It's interesting to me that the Japanese words in the table, "bushido", "katana", and "yakuza" are more known to (this dataset of) men than women. The fashion-related words (taffeta, chignon, espadrille, etc) being known more to women makes sense to me, but I'm not sure why the three Japanese words are more known to men.
My guess is that their martial link is why more men know of them, rather than the fact that the words are Japanese. I would suspect that the same would hold true for martial words of non-Japanese origin as well.
A code of honor, a sword, and a mob. These are stereotypically masculine topics, and also words that appear in video games and movies, sometimes as the title itself.
The biggest weebs I knew in college were women. Sailor Moon is woefully underestimated in terms of how much it contributed to redressing the nerd gender balance. I won't say that it's completely redressed, but female anime fans and japanophiles are considerably more prevalent now than in decades past.
Now, the bits of culture that concern swords and warrior codes of honor? Yeah, those are boy things, mainly.
yeah that reminds me its something I’ve noticed too.

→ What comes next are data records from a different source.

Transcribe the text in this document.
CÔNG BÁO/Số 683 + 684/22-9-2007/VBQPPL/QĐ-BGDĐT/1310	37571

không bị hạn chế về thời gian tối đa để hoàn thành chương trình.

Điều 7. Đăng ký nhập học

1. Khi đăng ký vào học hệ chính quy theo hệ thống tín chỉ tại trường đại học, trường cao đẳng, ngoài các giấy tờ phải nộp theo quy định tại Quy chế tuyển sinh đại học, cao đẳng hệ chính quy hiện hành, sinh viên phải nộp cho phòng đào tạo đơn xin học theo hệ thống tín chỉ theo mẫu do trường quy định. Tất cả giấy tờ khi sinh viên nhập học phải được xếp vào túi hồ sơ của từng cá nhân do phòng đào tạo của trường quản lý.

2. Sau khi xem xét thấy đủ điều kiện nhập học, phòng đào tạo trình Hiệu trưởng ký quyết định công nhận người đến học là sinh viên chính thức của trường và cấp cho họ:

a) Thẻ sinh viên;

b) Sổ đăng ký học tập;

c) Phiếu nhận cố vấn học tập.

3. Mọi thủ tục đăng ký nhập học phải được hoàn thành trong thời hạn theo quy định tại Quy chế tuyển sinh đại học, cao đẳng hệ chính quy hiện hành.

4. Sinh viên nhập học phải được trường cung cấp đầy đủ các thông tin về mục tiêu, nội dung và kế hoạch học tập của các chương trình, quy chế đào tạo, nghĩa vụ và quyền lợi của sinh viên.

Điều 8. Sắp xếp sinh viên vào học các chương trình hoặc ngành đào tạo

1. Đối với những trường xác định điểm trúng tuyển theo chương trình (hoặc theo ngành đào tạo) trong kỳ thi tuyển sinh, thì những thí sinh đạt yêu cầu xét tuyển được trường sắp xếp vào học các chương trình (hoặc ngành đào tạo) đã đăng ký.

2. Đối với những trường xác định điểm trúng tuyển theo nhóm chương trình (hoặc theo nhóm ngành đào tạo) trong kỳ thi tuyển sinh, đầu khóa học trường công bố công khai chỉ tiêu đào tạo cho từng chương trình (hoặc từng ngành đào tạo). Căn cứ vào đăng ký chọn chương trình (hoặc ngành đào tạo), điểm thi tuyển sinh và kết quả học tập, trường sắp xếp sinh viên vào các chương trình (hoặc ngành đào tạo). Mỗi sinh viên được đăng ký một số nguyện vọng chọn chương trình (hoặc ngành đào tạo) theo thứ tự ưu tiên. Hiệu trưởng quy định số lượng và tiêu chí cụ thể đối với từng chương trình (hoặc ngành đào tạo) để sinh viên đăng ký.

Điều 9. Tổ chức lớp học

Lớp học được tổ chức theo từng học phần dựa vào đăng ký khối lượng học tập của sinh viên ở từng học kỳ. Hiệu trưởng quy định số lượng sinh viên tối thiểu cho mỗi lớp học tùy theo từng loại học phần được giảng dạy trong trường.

although I encountered something similar, in my schools they were a very distinct subculture defined by their affinity to Japanese culture, whereas what I see now amongst younger people is that many more attractive popular well adjusted women (people in general) are ok with or into anime, that style, and non-US cinema at all. I like this outcome.
I was just thinking there ought to be an AI chat agent that can recommend music based on themes and mood, perhaps with a periodic, paradoxically-opposite sense of humor.
I doubt that particular word (katana) would be quite so permanently stuck in my head if not for watching Teenage Mutant Ninja Turtles a lot as a kid. That was a show that was for-sure aimed at boys.
The other places I could imagine having encountered it enough for it to have stuck are action video games and Japanese or Japanese-influenced action cinema & anime. I have some very confident guesses at how male and female interest rates in those would break down.
Sure, any particular person may buck their cohort trend, but that doesn't mean the trend's not there. Just as I'm sure there are some guys really into sewing or fashion who'd look at the original list and think, of the mostly-women part, "of course I know these, who doesn't?"